The city also expects to save 15 to 30 percent on its water bills after bringing a new computer system online.
Wilson's speech also highlighted:
* A 30- to 50-year partnership with schools, collaborating on after-school programs, and sharing use of the Dougherty Valley Theater and gyms;
* City lights volunteers. With 1,800 volunteers contributing 18,000 hours of services, Wilson said they've saved San Ramon $375,000;
* The city's new traffic light system, which should mean fewer red lights for drivers on Crow Canyon and Bollinger Canyon roads;
* Work on San Ramon's downtown;
* Collaboration with Contra Costa County and Diablo Valley College on library services, giving San Ramon the highest circulation in the county; and
* The city's climate action plan, which Wilson said is a model for other cities.
Wilson also defended some hot-button issues. Regarding the North Camino Ramon Specific Plan, which has come under fire by some slow-growth advocates and at least one small business owner, he said, "Let me go on the record and say we support all the businesses in San Ramon," explaining the NCRSP "is just a plan" so development doesn't happen haphazardly.
He said the city may consider reenacting Ordinance 197, which blocks development on San Ramon's hills, after the defeat of Measure W, which city officials said would have given them -- not the county -- control over development.
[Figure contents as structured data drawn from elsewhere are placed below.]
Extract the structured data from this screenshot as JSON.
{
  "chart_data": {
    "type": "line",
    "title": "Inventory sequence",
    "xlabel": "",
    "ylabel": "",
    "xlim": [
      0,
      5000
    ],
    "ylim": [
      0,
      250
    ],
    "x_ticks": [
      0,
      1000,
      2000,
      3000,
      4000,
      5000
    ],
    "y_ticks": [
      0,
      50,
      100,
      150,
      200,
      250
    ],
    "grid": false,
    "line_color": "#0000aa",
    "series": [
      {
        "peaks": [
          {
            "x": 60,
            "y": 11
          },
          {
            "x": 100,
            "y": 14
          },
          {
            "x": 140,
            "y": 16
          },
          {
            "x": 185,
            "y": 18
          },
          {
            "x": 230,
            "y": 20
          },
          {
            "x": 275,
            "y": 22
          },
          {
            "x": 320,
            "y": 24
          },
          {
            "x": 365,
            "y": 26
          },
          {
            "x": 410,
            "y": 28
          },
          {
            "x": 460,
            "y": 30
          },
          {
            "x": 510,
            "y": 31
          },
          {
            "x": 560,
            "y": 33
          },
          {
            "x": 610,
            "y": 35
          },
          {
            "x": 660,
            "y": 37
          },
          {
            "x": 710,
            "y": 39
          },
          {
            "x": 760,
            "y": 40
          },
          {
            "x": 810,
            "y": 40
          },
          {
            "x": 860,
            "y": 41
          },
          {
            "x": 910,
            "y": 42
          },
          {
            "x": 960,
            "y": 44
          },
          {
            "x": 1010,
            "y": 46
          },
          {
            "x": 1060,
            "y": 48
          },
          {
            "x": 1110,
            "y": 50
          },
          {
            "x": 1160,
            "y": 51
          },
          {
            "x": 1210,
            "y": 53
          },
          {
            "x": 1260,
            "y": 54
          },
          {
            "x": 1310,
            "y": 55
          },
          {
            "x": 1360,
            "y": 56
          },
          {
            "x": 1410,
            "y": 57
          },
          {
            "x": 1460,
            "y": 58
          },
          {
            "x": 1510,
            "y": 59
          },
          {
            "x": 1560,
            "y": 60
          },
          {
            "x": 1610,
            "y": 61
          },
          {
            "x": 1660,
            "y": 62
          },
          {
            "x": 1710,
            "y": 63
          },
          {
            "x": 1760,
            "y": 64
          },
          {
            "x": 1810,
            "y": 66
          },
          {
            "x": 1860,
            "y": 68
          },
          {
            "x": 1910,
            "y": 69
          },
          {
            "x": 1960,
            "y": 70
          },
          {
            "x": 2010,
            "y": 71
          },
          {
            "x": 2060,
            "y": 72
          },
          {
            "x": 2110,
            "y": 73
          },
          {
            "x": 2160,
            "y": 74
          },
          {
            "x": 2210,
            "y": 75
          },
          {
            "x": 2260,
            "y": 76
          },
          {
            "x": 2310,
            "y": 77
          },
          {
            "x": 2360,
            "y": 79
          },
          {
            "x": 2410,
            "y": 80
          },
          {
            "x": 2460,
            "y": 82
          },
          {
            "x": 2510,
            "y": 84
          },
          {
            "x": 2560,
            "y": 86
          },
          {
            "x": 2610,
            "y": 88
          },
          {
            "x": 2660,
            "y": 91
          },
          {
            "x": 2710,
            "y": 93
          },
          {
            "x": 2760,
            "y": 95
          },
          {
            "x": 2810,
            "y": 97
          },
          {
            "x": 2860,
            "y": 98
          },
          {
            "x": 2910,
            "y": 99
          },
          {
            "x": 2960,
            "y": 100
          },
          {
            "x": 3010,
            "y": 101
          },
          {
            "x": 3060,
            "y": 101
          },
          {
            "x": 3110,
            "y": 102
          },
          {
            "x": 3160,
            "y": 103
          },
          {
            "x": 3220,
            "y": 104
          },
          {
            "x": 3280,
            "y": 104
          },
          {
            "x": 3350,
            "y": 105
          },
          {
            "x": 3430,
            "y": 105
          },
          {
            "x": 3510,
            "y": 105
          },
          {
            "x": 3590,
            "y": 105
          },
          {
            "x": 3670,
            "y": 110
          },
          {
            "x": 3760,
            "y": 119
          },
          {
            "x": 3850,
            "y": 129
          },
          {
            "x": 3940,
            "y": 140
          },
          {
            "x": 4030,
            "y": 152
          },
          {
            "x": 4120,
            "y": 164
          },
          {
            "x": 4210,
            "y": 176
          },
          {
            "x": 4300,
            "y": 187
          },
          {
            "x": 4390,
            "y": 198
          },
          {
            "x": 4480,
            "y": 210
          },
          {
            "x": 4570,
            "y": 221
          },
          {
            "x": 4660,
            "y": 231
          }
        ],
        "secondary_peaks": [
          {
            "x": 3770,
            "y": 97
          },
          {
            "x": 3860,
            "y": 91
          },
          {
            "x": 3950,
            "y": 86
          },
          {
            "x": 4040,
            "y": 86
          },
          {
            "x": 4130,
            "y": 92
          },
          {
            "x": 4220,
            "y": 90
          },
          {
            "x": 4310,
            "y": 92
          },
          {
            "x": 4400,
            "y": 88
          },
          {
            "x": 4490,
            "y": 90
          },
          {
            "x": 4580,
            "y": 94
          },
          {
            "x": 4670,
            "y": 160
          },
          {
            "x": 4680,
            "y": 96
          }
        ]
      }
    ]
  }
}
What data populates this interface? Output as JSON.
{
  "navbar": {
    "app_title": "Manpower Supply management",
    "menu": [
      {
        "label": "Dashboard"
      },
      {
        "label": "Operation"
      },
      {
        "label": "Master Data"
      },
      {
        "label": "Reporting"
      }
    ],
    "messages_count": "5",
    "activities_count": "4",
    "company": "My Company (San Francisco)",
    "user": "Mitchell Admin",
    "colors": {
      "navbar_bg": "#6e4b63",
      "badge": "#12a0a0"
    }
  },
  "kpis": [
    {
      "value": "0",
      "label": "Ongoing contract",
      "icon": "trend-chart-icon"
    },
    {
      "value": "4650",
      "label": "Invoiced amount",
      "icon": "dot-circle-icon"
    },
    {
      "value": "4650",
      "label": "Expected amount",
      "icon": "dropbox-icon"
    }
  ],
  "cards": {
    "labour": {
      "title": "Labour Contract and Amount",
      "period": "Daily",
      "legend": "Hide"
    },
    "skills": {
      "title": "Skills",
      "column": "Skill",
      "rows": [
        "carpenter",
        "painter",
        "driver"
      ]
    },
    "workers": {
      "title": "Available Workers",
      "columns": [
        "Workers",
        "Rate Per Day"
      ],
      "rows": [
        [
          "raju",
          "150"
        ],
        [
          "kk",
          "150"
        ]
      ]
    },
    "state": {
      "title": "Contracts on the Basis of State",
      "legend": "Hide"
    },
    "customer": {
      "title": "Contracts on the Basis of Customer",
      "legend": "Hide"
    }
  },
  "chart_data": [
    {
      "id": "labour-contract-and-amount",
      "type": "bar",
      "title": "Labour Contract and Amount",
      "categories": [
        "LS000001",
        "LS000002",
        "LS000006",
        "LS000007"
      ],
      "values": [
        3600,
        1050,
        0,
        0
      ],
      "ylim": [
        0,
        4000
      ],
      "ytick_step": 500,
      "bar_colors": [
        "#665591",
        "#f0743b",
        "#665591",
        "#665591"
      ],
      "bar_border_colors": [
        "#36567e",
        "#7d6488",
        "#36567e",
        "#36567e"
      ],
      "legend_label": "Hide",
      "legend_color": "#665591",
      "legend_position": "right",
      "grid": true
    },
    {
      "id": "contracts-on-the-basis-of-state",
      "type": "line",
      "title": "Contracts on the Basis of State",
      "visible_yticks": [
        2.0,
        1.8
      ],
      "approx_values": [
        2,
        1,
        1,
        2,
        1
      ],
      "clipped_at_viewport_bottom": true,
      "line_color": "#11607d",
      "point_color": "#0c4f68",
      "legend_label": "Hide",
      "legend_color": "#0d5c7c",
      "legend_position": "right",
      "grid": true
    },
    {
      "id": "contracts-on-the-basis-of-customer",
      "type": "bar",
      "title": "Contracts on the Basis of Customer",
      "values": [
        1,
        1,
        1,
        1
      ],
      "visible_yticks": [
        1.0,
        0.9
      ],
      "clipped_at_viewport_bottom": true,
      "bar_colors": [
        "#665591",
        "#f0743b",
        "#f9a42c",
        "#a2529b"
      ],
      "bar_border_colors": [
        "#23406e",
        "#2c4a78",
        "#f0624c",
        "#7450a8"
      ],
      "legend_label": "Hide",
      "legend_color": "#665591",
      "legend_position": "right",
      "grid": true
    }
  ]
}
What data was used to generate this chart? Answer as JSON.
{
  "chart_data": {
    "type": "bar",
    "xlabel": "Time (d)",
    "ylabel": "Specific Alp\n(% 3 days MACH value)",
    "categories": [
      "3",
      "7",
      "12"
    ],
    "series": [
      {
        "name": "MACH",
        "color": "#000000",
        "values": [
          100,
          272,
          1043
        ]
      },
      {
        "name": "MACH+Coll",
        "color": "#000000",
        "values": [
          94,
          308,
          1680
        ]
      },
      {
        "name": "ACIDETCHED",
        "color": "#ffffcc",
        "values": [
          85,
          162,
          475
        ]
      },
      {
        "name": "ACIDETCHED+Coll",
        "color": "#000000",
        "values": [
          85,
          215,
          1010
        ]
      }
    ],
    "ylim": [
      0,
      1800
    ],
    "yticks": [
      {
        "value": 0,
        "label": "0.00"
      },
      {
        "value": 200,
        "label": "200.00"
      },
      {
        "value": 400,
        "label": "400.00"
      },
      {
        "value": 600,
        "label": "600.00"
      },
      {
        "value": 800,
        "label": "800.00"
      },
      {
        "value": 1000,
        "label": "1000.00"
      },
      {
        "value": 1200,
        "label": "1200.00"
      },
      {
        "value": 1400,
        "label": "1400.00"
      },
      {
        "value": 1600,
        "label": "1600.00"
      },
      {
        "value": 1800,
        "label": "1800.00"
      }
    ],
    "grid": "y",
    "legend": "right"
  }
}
Wilson raised the possibility that Measure W could be reintroduced in the future.
The mayor also again defended the salary of retiring City Manager Herb Moniz, who made nearly $359,700 last year, with help from resident activist Roz Rogoff, who prepared a chart comparing Moniz's salary with other city managers and concluding that the city manager costs about $5.69 per resident per year, considerably less than Danville, at $10.58 annually per resident but more than Tracy, at $5.22 a year.
In closing, Wilson noted he terms out this year.
"This is my last 'State of the City' (address) as mayor," he said. "It's been a great eight years."
That brought the crowd to its feet for a standing ovation.